Les boîtes noires du vol Rio-Paris délivrent leurs secrets. Le drame qui a coûté la vie à 228 personnes le 1er juin 2009 s’est joué en 4 minutes et 23 secondes, entre le moment où le pilotage automatique de l’Airbus 330 a disjoncté et celui où l’appareil a touché la surface de l’océan Atlantique, révèle le Bureau d’enquêtes et d’analyses (BEA).

Signaux contradictoires

Deux copilotes étaient aux commandes cette nuit-là. Le commandant de bord est parti se reposer à 1h59, une procédure normale. A 2h10, alors que l’avion traverse une zone de turbulences à haute altitude, les sondes de mesure de vitesse placées sur la carlingue de l’avion gèlent. Le pilotage automatique tombe en panne, l’un des copilotes prend les commandes. Pendant environ une minute, l’écran communique deux mesures de vitesse incohérentes. L’alarme de décrochage, qui signale une chute de l’appareil, se déclenche. Le copilote cabre pour tenter de relever l’Airbus. Le second copilote tente d’appeler le commandant de bord à plusieurs reprises, lequel entre dans le cockpit environ 1 minute 30 après le début de l’incident. A 2h12, le commandant de bord dit n’avoir «aucune indication qui soit valable». Le pilote tente de ralentir, puis de piquer. Cela ne fonctionne pas. L’alarme de décrochage retentit à nouveau. L’avion monte jusqu’à ce que l’angle des ailes devienne trop élevé pour que l’air porte l’avion, qui entame une chute libre de 3 minutes 30 avant de s’écraser dans l’Atlantique.

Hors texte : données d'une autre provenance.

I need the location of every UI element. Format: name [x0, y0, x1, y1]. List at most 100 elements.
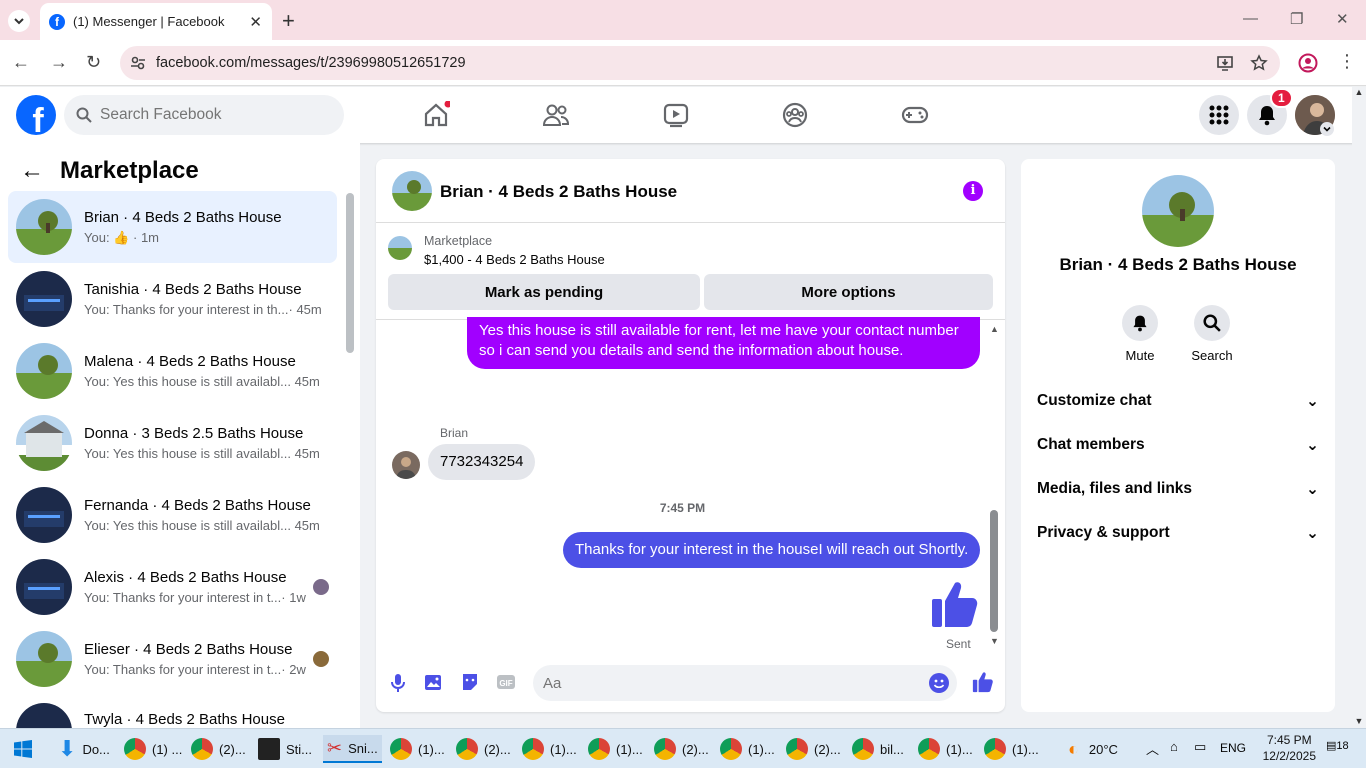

La cause du drame reste encore mystérieuse. Le rapport du BEA vise à éclaircir les circonstances de l’accident, mais il n’indique pas si l’équipe de pilotes a commis une erreur. Le gel des sondes de vitesse est bien l’élément déclencheur. Le braquage a provoqué la chute de l’avion. Des experts cités notamment par Le Monde et Libération jugent cette décision inexplicable. Il fallait, précisent-ils, incliner l’avion afin de le remettre à plat et reprendre de la vitesse. Toutefois, l’équipe de pilotage se trouvait face à des informations contradictoires.

Libération a publié jeudi un rapport d’experts judiciaires indiquant que les équipes d’Air France n’étaient pas prêtes à faire face à une telle situation. Elles manquaient d’information et d’entraînement sur la procédure à suivre.